A team of investigators led by scientists at University College London has recently developed a quicker and less expensive method to determine which drugs currently on the market might be useful for treating other ailments. Findings from the new study—published recently in Science Translational Medicine through an article entitled “The druggable genome and support for target identification and validation in drug development”—were generated by mapping results for numerous genome-wide association studies (GWAS) to an updated set of genes encoding drug (and druggable) targets. These potential new development and repurposing opportunities “could be extended by the deployment of genotyping arrays that ensure comprehensive capture of variation in the druggable genome, in larger samples with a broader set of disease data,” the authors wrote.

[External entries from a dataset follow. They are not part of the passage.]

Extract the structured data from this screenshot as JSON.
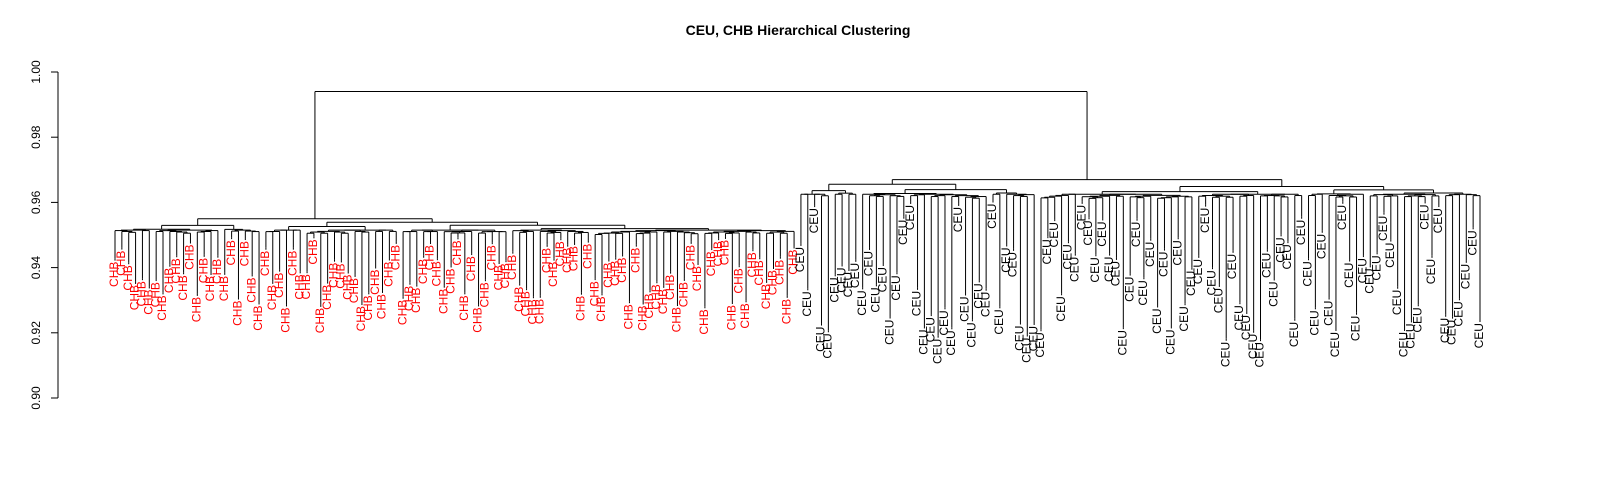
{
  "chart_data": {
    "type": "dendrogram",
    "title": "CEU, CHB Hierarchical Clustering",
    "xlabel": "",
    "ylabel": "",
    "ylim": [
      0.9,
      1.0
    ],
    "yticks": [
      0.9,
      0.92,
      0.94,
      0.96,
      0.98,
      1.0
    ],
    "ytick_labels": [
      "0.90",
      "0.92",
      "0.94",
      "0.96",
      "0.98",
      "1.00"
    ],
    "grid": false,
    "root_height": 0.994,
    "series": [
      {
        "name": "CHB",
        "color": "#ff0000",
        "label": "CHB",
        "count": 100,
        "merge_height": 0.955,
        "leaf_height_range": [
          0.928,
          0.951
        ]
      },
      {
        "name": "CEU",
        "color": "#000000",
        "label": "CEU",
        "count": 100,
        "merge_height": 0.967,
        "leaf_height_range": [
          0.918,
          0.962
        ]
      }
    ]
  }
}
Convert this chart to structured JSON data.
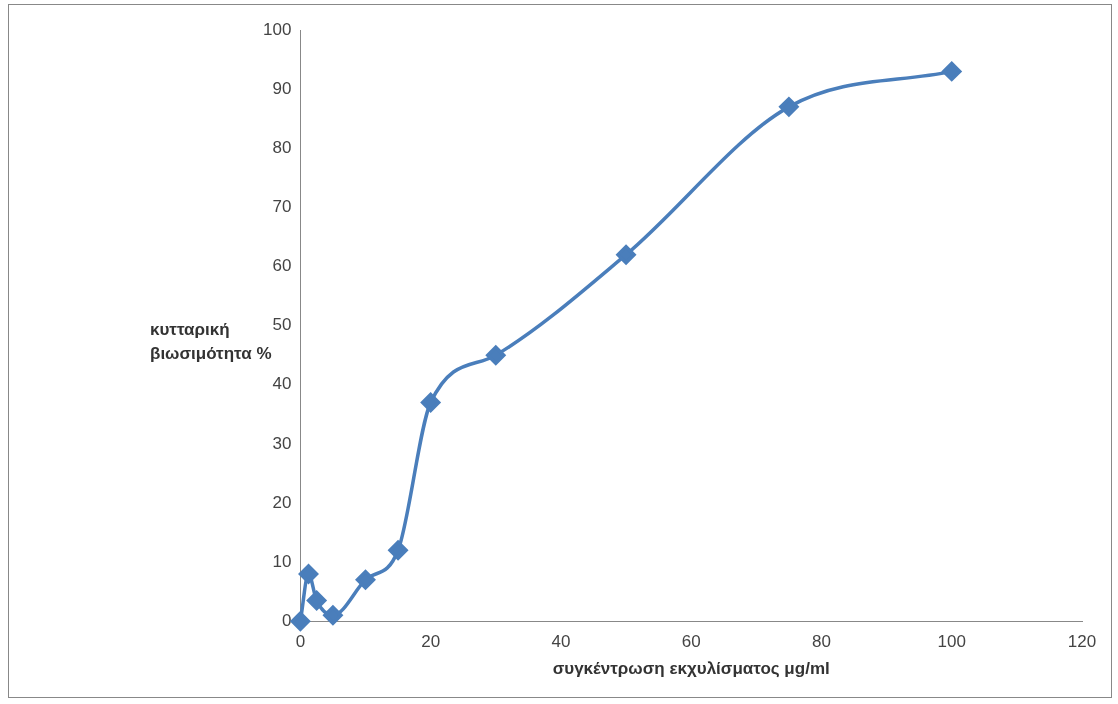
{
  "chart_data": {
    "type": "line",
    "xlabel": "συγκέντρωση εκχυλίσματος μg/ml",
    "ylabel": "κυτταρική βιωσιμότητα %",
    "x": [
      0,
      1.25,
      2.5,
      5,
      10,
      15,
      20,
      30,
      50,
      75,
      100
    ],
    "series": [
      {
        "color": "#4a7ebb",
        "values": [
          0,
          8,
          3.5,
          1,
          7,
          12,
          37,
          45,
          62,
          87,
          93
        ]
      }
    ],
    "xlim": [
      0,
      120
    ],
    "xticks": [
      0,
      20,
      40,
      60,
      80,
      100,
      120
    ],
    "ylim": [
      0,
      100
    ],
    "yticks": [
      0,
      10,
      20,
      30,
      40,
      50,
      60,
      70,
      80,
      90,
      100
    ],
    "grid": false,
    "legend": false,
    "marker": "diamond",
    "line_style": "solid"
  }
}
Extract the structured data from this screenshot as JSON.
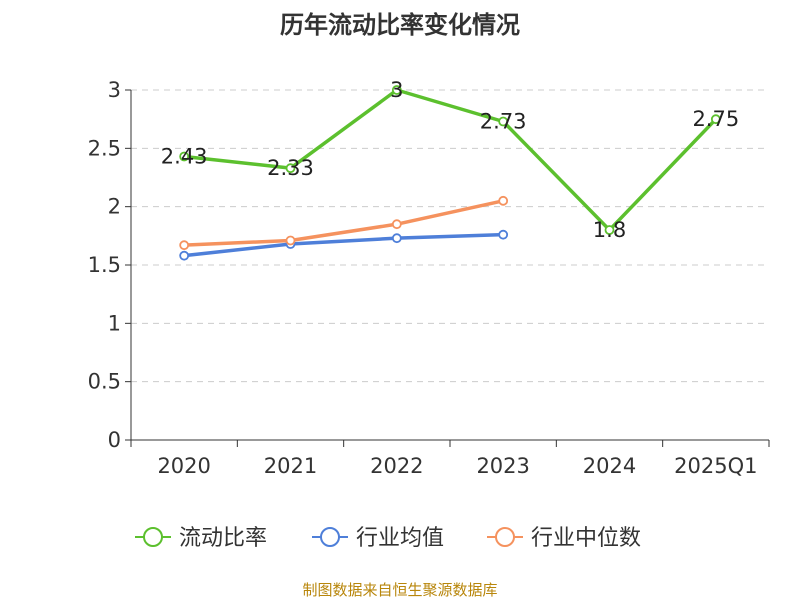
{
  "chart_data": {
    "type": "line",
    "title": "历年流动比率变化情况",
    "categories": [
      "2020",
      "2021",
      "2022",
      "2023",
      "2024",
      "2025Q1"
    ],
    "ylim": [
      0,
      3
    ],
    "yticks": [
      "0",
      "0.5",
      "1",
      "1.5",
      "2",
      "2.5",
      "3"
    ],
    "grid": true,
    "legend_position": "bottom",
    "series": [
      {
        "name": "流动比率",
        "color": "#5cc02e",
        "values": [
          2.43,
          2.33,
          3,
          2.73,
          1.8,
          2.75
        ],
        "labels": [
          "2.43",
          "2.33",
          "3",
          "2.73",
          "1.8",
          "2.75"
        ]
      },
      {
        "name": "行业均值",
        "color": "#4e7fd9",
        "values": [
          1.58,
          1.68,
          1.73,
          1.76,
          null,
          null
        ]
      },
      {
        "name": "行业中位数",
        "color": "#f5925e",
        "values": [
          1.67,
          1.71,
          1.85,
          2.05,
          null,
          null
        ]
      }
    ],
    "source": "制图数据来自恒生聚源数据库"
  }
}
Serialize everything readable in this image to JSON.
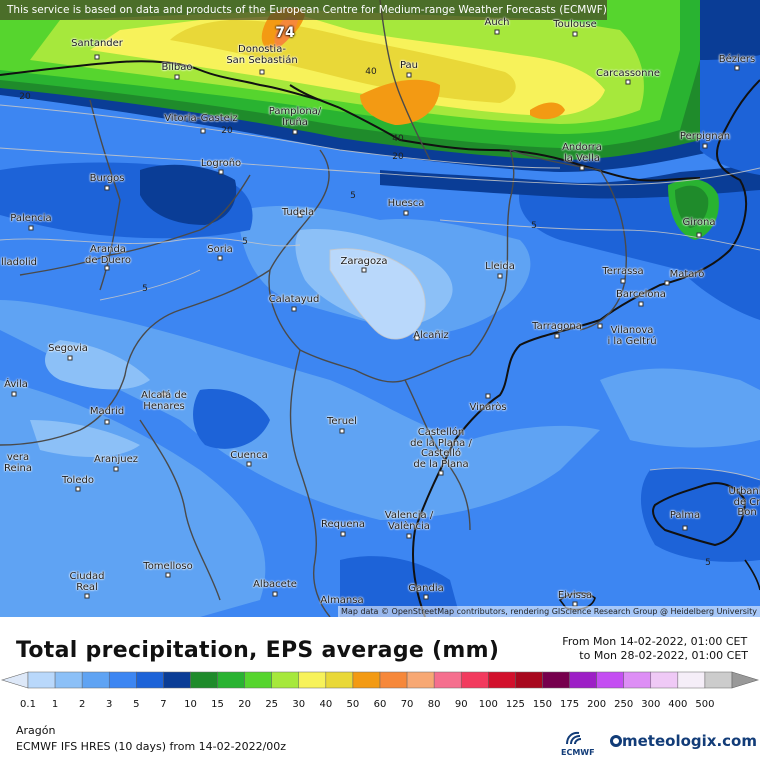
{
  "map": {
    "notice": "This service is based on data and products of the European Centre for Medium-range Weather Forecasts (ECMWF)",
    "attribution": "Map data © OpenStreetMap contributors, rendering GIScience Research Group @ Heidelberg University",
    "max_value": "74",
    "contour_labels": [
      "20",
      "40",
      "40",
      "20",
      "20",
      "5",
      "5",
      "5",
      "5",
      "5"
    ],
    "cities": [
      "Santander",
      "Bilbao",
      "Donostia-\nSan Sebastián",
      "Auch",
      "Toulouse",
      "Pau",
      "Carcassonne",
      "Béziers",
      "Vitoria-Gasteiz",
      "Pamplona/\nIruña",
      "Andorra\nla Vella",
      "Perpignan",
      "Logroño",
      "Burgos",
      "Huesca",
      "Tudela",
      "Palencia",
      "Girona",
      "Aranda\nde Duero",
      "Soria",
      "Zaragoza",
      "Lleida",
      "Terrassa",
      "Mataró",
      "lladolid",
      "Barcelona",
      "Calatayud",
      "Tarragona",
      "Vilanova\ni la Geltrú",
      "Alcañiz",
      "Segovia",
      "Ávila",
      "Alcalá de\nHenares",
      "Madrid",
      "Teruel",
      "Vinaròs",
      "Castellón\nde la Plana /\nCastelló\nde la Plana",
      "Cuenca",
      "Aranjuez",
      "vera\nReina",
      "Toledo",
      "Valencia /\nValència",
      "Requena",
      "Palma",
      "Urbanit\nde Cr\nBon",
      "Ciudad\nReal",
      "Tomelloso",
      "Albacete",
      "Gandia",
      "Eivissa",
      "Almansa"
    ]
  },
  "header": {
    "title": "Total precipitation, EPS average (mm)",
    "period_from": "From Mon 14-02-2022, 01:00 CET",
    "period_to": "to Mon 28-02-2022, 01:00 CET"
  },
  "legend": {
    "labels": [
      "0.1",
      "1",
      "2",
      "3",
      "5",
      "7",
      "10",
      "15",
      "20",
      "25",
      "30",
      "40",
      "50",
      "60",
      "70",
      "80",
      "90",
      "100",
      "125",
      "150",
      "175",
      "200",
      "250",
      "300",
      "400",
      "500"
    ],
    "colors": [
      "#dde8f8",
      "#b9d8fb",
      "#8cc0f7",
      "#5fa3f3",
      "#3d86f2",
      "#1d63d8",
      "#0a3d96",
      "#1f8b2b",
      "#29b331",
      "#56d52e",
      "#a6e83c",
      "#f7f25a",
      "#e9d838",
      "#f39a13",
      "#f6883a",
      "#f7a874",
      "#f56f8e",
      "#f23a5e",
      "#d2102c",
      "#a8081e",
      "#76004d",
      "#9d1fc6",
      "#c44ef2",
      "#dd8ef5",
      "#efc9f6",
      "#f5eef8",
      "#cccccc"
    ]
  },
  "footer": {
    "region": "Aragón",
    "model": "ECMWF IFS HRES (10 days) from 14-02-2022/00z",
    "ecmwf_logo": "ECMWF",
    "brand": "meteologix.com"
  }
}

Developing new drugs to treat human ailments is notoriously slow and costly. Thus pharmaceutical companies are always searching for new drug development techniques. In this new effort, the research team began with the idea various drugs that have passed clinical trials and are now used to treat people for certain ailments might also work to treat some other disorders that have a similar genetic link. If true, such drugs could make it to patients much sooner, because they have already been shown to be safe. All a drug company would have to do is show that the drug helped patients with the second ailment. However, determining which drugs might be good targets is not an easy task.
In an attempt to speed the process along, the investigators turned to databases of information on diseases that have been linked to a genetic cause and other databases of information about drugs currently on the market and the diseases they are meant to treat. They also developed an algorithm to sort the data from the various databases according to the genetic link between a given disease and the drug used to treat it.
“We showed previously that biomarker and disease endpoint associations of single nucleotide polymorphisms (SNPs) in a gene encoding a drug target accurately depict the effect of modifying the same target with a pharmacological agent; others have shown that genomic support for a target is associated with a higher rate of drug development success,” the authors remarked. “To delineate drug development (including repurposing) opportunities arising from this paradigm, we connected complex disease- and biomarker-associated loci from genome-wide association studies (GWAS) to an updated set of genes encoding druggable human proteins, to compounds with bioactivity against these targets and, where these were licensed drugs, to clinical indications. We used this set of genes to inform the design of a new genotyping array, to enable druggable genome-wide association studies for drug target selection and validation in human disease.”
The analysis provided researchers a list of 4,479 potential drug possibilities that were then reviewed by physicians who looked at the possibilities and tossed out those that they knew would not work in the ways envisioned, eventually narrowing the list down to 144 drugs that could be tested to see if they could help patients with the targeted ailments. If so, not only would some patients receive a new therapy much more quickly, but the pharmaceutical company would save millions in development costs.